Aprendendo a programar em quatro capítulos

Comunidade
Ensino
Jornalismo de dados
Autoria

Ana Carolina Moreno

Data de Publicação

10 de maio de 2023

Autoria

Carol Moreno

Este post foi escrito por Ana Carolina Moreno e publicado no Linkedin.

A Carol é uma integrante da comunidade R-Ladies São Paulo, e atua como Jornalista de Dados Senior na TV Globo.

Desde que comecei a dar cursos de programação, sempre vejo nos rostos de grande parte das pessoas participantes aquele “medo” de não conseguir. Faz um pouquinho de sentido, afinal, porque só dou cursos introdutórios, pra quem nunca programou, e boa parte deles têm como público minorias de gênero, porque são organizados pelo capítulo de São Paulo R-Ladies Global, do qual faço parte. Sabemos que, infelizmente, muitos grupos da população são ensinados desde cedo que “não servem” para a área de tecnologia…

Mas eu sempre começo essas aulas com um resuminho da minha trajetória, justamente pra derrubar vários mitos, e mostrar que é possível aprender novas habilidades, especialmente se você:

Inspirada nessa reportagem excelente do Darlan Helder, compartilho abaixo um pouco dessa história.

(Prólogo: eu sempre fiquei de recuperação em matemática, física, química, biologia… Minha mãe, que quase fez faculdade de matemática de tanto que gosta da área, até hoje acha estranho que eu seja referência no assunto pra qualquer pessoa que seja, quanto mais uma redação enorme.)

Capítulo 1 - Carol Excel

Nos idos de 2012 tentei aprender R, mas o RStudio ainda estava nascendo… Eu tentei fuçar naquele site r-project.com, mas fracassei de forma retumbante. Achei que “aquilo não era pra mim”.

Um pesquisador me sugeriu ir pro Stata, mas nunca encontrei muito sentido em softwares proprietários.

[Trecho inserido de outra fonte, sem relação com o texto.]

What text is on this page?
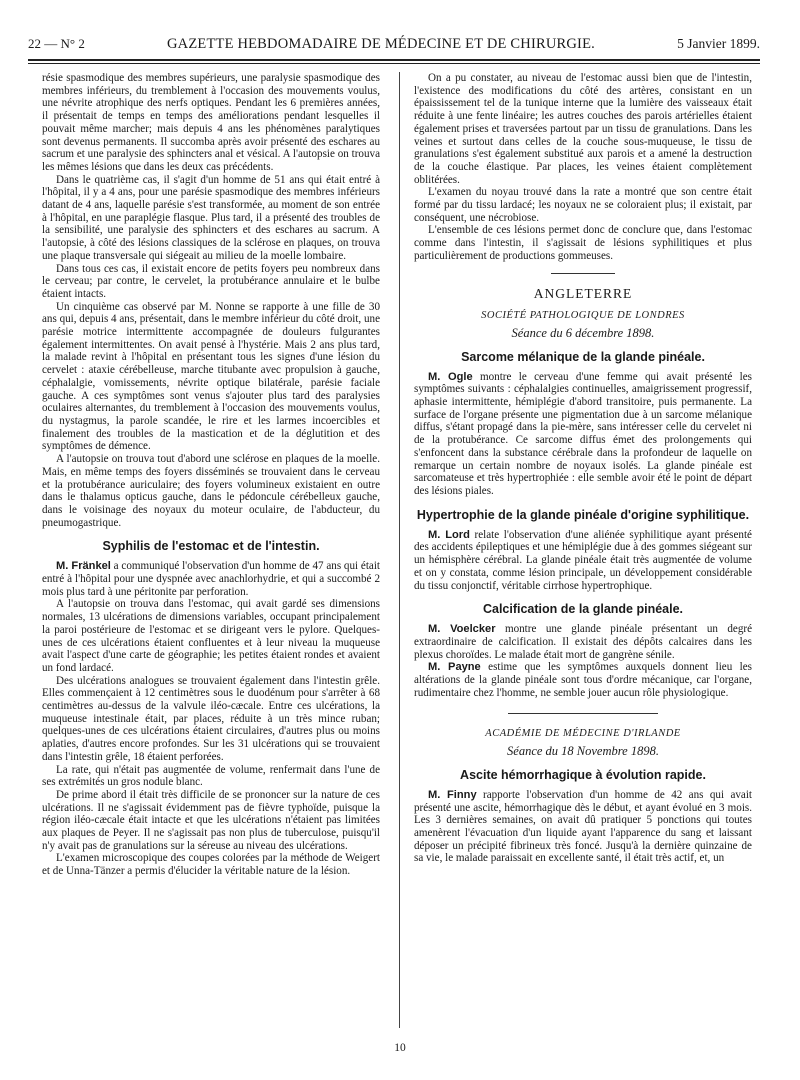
22 — N° 2	GAZETTE HEBDOMADAIRE DE MÉDECINE ET DE CHIRURGIE.	5 Janvier 1899.

résie spasmodique des membres supérieurs, une paralysie spasmodique des membres inférieurs, du tremblement à l'occasion des mouvements voulus, une névrite atrophique des nerfs optiques. Pendant les 6 premières années, il présentait de temps en temps des améliorations pendant lesquelles il pouvait même marcher; mais depuis 4 ans les phénomènes paralytiques sont devenus permanents. Il succomba après avoir présenté des eschares au sacrum et une paralysie des sphincters anal et vésical. A l'autopsie on trouva les mêmes lésions que dans les deux cas précédents.

Dans le quatrième cas, il s'agit d'un homme de 51 ans qui était entré à l'hôpital, il y a 4 ans, pour une parésie spasmodique des membres inférieurs datant de 4 ans, laquelle parésie s'est transformée, au moment de son entrée à l'hôpital, en une paraplégie flasque. Plus tard, il a présenté des troubles de la sensibilité, une paralysie des sphincters et des eschares au sacrum. A l'autopsie, à côté des lésions classiques de la sclérose en plaques, on trouva une plaque transversale qui siégeait au milieu de la moelle lombaire.

Dans tous ces cas, il existait encore de petits foyers peu nombreux dans le cerveau; par contre, le cervelet, la protubérance annulaire et le bulbe étaient intacts.

Un cinquième cas observé par M. Nonne se rapporte à une fille de 30 ans qui, depuis 4 ans, présentait, dans le membre inférieur du côté droit, une parésie motrice intermittente accompagnée de douleurs fulgurantes également intermittentes. On avait pensé à l'hystérie. Mais 2 ans plus tard, la malade revint à l'hôpital en présentant tous les signes d'une lésion du cervelet : ataxie cérébelleuse, marche titubante avec propulsion à gauche, céphalalgie, vomissements, névrite optique bilatérale, parésie faciale gauche. A ces symptômes sont venus s'ajouter plus tard des paralysies oculaires alternantes, du tremblement à l'occasion des mouvements voulus, du nystagmus, la parole scandée, le rire et les larmes incoercibles et finalement des troubles de la mastication et de la déglutition et des symptômes de démence.

A l'autopsie on trouva tout d'abord une sclérose en plaques de la moelle. Mais, en même temps des foyers disséminés se trouvaient dans le cerveau et la protubérance auriculaire; des foyers volumineux existaient en outre dans le thalamus opticus gauche, dans le pédoncule cérébelleux gauche, dans le voisinage des noyaux du moteur oculaire, de l'abducteur, du pneumogastrique.

Syphilis de l'estomac et de l'intestin.

M. Fränkel a communiqué l'observation d'un homme de 47 ans qui était entré à l'hôpital pour une dyspnée avec anachlorhydrie, et qui a succombé 2 mois plus tard à une péritonite par perforation.

A l'autopsie on trouva dans l'estomac, qui avait gardé ses dimensions normales, 13 ulcérations de dimensions variables, occupant principalement la paroi postérieure de l'estomac et se dirigeant vers le pylore. Quelques-unes de ces ulcérations étaient confluentes et à leur niveau la muqueuse avait l'aspect d'une carte de géographie; les petites étaient rondes et avaient un fond lardacé.

Des ulcérations analogues se trouvaient également dans l'intestin grêle. Elles commençaient à 12 centimètres sous le duodénum pour s'arrêter à 68 centimètres au-dessus de la valvule iléo-cæcale. Entre ces ulcérations, la muqueuse intestinale était, par places, réduite à un très mince ruban; quelques-unes de ces ulcérations étaient circulaires, d'autres plus ou moins aplaties, d'autres encore profondes. Sur les 31 ulcérations qui se trouvaient dans l'intestin grêle, 18 étaient perforées.

La rate, qui n'était pas augmentée de volume, renfermait dans l'une de ses extrémités un gros nodule blanc.

De prime abord il était très difficile de se prononcer sur la nature de ces ulcérations. Il ne s'agissait évidemment pas de fièvre typhoïde, puisque la région iléo-cæcale était intacte et que les ulcérations n'étaient pas limitées aux plaques de Peyer. Il ne s'agissait pas non plus de tuberculose, puisqu'il n'y avait pas de granulations sur la séreuse au niveau des ulcérations.

L'examen microscopique des coupes colorées par la méthode de Weigert et de Unna-Tänzer a permis d'élucider la véritable nature de la lésion.

On a pu constater, au niveau de l'estomac aussi bien que de l'intestin, l'existence des modifications du côté des artères, consistant en un épaississement tel de la tunique interne que la lumière des vaisseaux était réduite à une fente linéaire; les autres couches des parois artérielles étaient également prises et traversées partout par un tissu de granulations. Dans les veines et surtout dans celles de la couche sous-muqueuse, le tissu de granulations s'est également substitué aux parois et a amené la destruction de la couche élastique. Par places, les veines étaient complètement oblitérées.

L'examen du noyau trouvé dans la rate a montré que son centre était formé par du tissu lardacé; les noyaux ne se coloraient plus; il existait, par conséquent, une nécrobiose.

L'ensemble de ces lésions permet donc de conclure que, dans l'estomac comme dans l'intestin, il s'agissait de lésions syphilitiques et plus particulièrement de productions gommeuses.

ANGLETERRE
SOCIÉTÉ PATHOLOGIQUE DE LONDRES
Séance du 6 décembre 1898.
Sarcome mélanique de la glande pinéale.

M. Ogle montre le cerveau d'une femme qui avait présenté les symptômes suivants : céphalalgies continuelles, amaigrissement progressif, aphasie intermittente, hémiplégie d'abord transitoire, puis permanente. La surface de l'organe présente une pigmentation due à un sarcome mélanique diffus, s'étant propagé dans la pie-mère, sans intéresser celle du cervelet ni de la protubérance. Ce sarcome diffus émet des prolongements qui s'enfoncent dans la substance cérébrale dans la profondeur de laquelle on remarque un certain nombre de noyaux isolés. La glande pinéale est sarcomateuse et très hypertrophiée : elle semble avoir été le point de départ des lésions piales.

Hypertrophie de la glande pinéale d'origine syphilitique.

M. Lord relate l'observation d'une aliénée syphilitique ayant présenté des accidents épileptiques et une hémiplégie due à des gommes siégeant sur un hémisphère cérébral. La glande pinéale était très augmentée de volume et on y constata, comme lésion principale, un développement considérable du tissu conjonctif, véritable cirrhose hypertrophique.

Calcification de la glande pinéale.

M. Voelcker montre une glande pinéale présentant un degré extraordinaire de calcification. Il existait des dépôts calcaires dans les plexus choroïdes. Le malade était mort de gangrène sénile.

M. Payne estime que les symptômes auxquels donnent lieu les altérations de la glande pinéale sont tous d'ordre mécanique, car l'organe, rudimentaire chez l'homme, ne semble jouer aucun rôle physiologique.

ACADÉMIE DE MÉDECINE D'IRLANDE
Séance du 18 Novembre 1898.
Ascite hémorrhagique à évolution rapide.

M. Finny rapporte l'observation d'un homme de 42 ans qui avait présenté une ascite, hémorrhagique dès le début, et ayant évolué en 3 mois. Les 3 dernières semaines, on avait dû pratiquer 5 ponctions qui toutes amenèrent l'évacuation d'un liquide ayant l'apparence du sang et laissant déposer un précipité fibrineux très foncé. Jusqu'à la dernière quinzaine de sa vie, le malade paraissait en excellente santé, il était très actif, et, un

10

Nos cinco anos seguintes, continuei interessada nos dados educacionais, mas só conseguia fazer reportanges com base em análises feitas por outras pessoas. Algumas delas por sugestão minha, como essa comparando o perfil de quem estuda pedagogia com as demais carreiras de graduação.

Capítulo 2 - Carol Query

Em 2017, o incrível Leandro Bispo Oliveira apareceu na redação do g1 com uma apostilinha de SQL básico encadernada, e me ensinou em duas horas a acessar o datalake e fazer queries com a base do Bolsa Família. Graças a ele consegui fazer uma análise que ninguém tinha feito até então no jornalismo: “testar” as notas de cortes do Sisu (a USP, por exemplo, tinha umas notas altíssimas) para saber se elas eram compatíveis com a realidade do desempenho dos candidatos no Enem.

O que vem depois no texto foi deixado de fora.